20 mars 2022
Emmanuel Tourpe
Que notre conscience environnementale rejoigne notre conscience bioéthique
Emmanuel Tourpe, philosophe, enseignant, homme de médias, apporte ici des critères de discernement dans le vaste champ de la bioéthique. Il s'interroge sur la raison pour laquelle les États mettent en place des lois fort éloignées du respect des personnes, tel que la vision chrétienne du monde le prévoit. C'est que la bioéthique ne peut pas être seulement un échange rationnel: avant l'exercice de l'argumentation rationnelle, l'humanité se trouve devant des "indécidables", des données relatives à la vie humaine et à la création que l'être humain découvre avant tout au fond de son cœur et qui présentent une valeur fondamentale, intouchable, -- par exemple considérer que l'être humain est la finalité de la création. La raison va se former pour décoder ce que la nature lui enseigne; en même temps, l'action s'inscrit dans un processus de discernement qui implique une conversion: au sens de la création, à la personne, à la compréhension profonde de l'Esprit qui préside à la création. Conversion et formation sont les deux mamelles de la bioéthique.
En présentant deux facettes incontournables de la bioéthique, notre invité décrit deux mondes qui s'affrontent. D'abord, il souligne l'importance d'éviter une fausse empathie et d'entrer dans une vraie compassion. Quand nous voulons défendre la vie, il faut nous mettre à l'écoute de ces souffrances monumentales qui marquent l'existence par exemple des enfants avec un handicap ou des jeunes femmes qui portent un enfant, fruit d'une agression sexuelle. Et, avec la psychologie, la spiritualité chrétienne nous montre que si la souffrance peut être soulagée, elle est aussi incontournable. Il est une fausse empathie, qui considérerait que toute souffrance est absurde. Nous regardons la Croix et y trouvons le sens de nos souffrances, de nos limites, de nos privations, de nos manques; il est des deuils, des manques, des souffrances, qui nous construisent.

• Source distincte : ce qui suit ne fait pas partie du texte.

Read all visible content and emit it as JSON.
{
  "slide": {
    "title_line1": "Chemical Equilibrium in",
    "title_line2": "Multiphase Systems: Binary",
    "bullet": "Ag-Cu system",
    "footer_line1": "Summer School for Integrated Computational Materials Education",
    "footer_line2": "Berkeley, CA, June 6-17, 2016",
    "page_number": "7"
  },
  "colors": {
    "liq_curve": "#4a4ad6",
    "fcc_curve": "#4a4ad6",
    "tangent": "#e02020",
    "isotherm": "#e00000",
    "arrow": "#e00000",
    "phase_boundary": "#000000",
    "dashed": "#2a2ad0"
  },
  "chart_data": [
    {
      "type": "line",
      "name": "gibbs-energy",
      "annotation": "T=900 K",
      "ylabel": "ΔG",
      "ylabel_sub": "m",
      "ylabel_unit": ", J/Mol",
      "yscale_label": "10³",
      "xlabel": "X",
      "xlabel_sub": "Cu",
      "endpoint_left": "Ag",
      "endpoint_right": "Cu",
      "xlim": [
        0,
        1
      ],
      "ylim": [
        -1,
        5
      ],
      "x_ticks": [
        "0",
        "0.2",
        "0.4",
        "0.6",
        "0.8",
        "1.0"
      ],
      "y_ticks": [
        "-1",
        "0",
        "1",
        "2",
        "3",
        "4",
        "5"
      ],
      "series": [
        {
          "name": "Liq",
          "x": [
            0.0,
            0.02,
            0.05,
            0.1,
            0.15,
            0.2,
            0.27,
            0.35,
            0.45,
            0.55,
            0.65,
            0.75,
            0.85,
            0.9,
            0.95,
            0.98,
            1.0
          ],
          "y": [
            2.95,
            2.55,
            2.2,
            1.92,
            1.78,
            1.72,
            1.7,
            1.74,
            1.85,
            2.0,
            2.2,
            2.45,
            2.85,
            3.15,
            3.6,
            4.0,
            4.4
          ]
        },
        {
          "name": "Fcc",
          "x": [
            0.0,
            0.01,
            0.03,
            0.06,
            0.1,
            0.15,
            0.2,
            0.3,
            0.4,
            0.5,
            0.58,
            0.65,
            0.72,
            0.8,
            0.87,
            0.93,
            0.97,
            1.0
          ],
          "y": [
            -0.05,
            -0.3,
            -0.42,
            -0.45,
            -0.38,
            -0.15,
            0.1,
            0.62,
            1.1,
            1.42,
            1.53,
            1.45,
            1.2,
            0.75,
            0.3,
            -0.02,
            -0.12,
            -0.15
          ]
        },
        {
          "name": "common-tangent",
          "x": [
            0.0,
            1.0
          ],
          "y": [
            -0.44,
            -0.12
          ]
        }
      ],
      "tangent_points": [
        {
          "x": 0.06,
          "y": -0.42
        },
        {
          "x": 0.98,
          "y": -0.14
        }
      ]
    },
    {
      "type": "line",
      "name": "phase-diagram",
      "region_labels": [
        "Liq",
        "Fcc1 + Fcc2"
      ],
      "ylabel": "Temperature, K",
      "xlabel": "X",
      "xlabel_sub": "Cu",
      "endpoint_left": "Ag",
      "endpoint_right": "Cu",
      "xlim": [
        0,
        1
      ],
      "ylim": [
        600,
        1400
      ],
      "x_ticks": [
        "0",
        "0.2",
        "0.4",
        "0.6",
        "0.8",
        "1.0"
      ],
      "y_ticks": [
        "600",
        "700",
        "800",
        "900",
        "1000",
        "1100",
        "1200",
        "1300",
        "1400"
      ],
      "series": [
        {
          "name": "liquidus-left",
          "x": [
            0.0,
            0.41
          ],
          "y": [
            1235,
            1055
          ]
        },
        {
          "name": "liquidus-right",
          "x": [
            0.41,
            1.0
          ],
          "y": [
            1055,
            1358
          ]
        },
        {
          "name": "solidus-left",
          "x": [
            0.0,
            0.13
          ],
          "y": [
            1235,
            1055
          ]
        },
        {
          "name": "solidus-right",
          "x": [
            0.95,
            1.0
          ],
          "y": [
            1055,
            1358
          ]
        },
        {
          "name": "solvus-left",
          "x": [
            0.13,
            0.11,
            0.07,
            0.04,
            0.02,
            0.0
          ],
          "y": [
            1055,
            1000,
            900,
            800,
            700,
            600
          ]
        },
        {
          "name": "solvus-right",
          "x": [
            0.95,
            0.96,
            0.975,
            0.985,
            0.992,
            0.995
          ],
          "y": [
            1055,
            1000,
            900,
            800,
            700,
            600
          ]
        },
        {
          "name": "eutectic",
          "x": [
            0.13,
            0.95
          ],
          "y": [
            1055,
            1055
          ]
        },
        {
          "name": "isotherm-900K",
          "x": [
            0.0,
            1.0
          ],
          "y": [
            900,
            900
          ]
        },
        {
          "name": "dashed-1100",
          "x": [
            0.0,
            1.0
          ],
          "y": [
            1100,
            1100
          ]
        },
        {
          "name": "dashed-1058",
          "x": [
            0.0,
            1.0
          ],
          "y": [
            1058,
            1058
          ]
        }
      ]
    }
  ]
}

Ensuite, il faut faire la différence entre la tyrannie de la raison technocratique et le vrai pouvoir de la raison. René Descartes a eu l'intuition selon laquelle l'être humain doit par sa raison se rendre maître de la nature. Il s'en est suivi tout un courant qui a voulu connaître toutes les lois de la nature pour pouvoir la forcer, la faire plier, l'asservir. Nous ne devons pas pour autant nous débarrasser de toute raison. Mais notre raison trouve son exercice harmonieux par une attitude de respect envers la finalité interne de la nature. Au sens philosophique du terme, la nature est ce qui est né avec; nous sommes dans un Noël permanent, qui fait découvrir le sens, la finalité des choses. La raison ne peut s'arroger tous les droits sur la nature, la raison humaine peut comprendre les lois de la nature pour augmenter les capacités de l'humain à se protéger et se défendre en harmonie avec la nature. Cloner du génome humain sur du génome de porc, c'est effectuer des mutations génétiques qui vont contre le sens de l'homme. Il n'est pas bon que notre connaissance du fonctionnement du corps de la femme conduise à implanter des embryons dans le corps d'une autre femme. Le respect de l'embryon, le respect de la finalité du corps de la femme sont des "indécidables" que nous ne pouvons contourner.
Ainsi, notre invité termine son interview en appelant notre conscience environnementale à rejoindre notre conscience bioéthique. Les mêmes principes de respect de la nature, des personnes et du genre humain, devraient s'appliquer aux questions bioéthiques.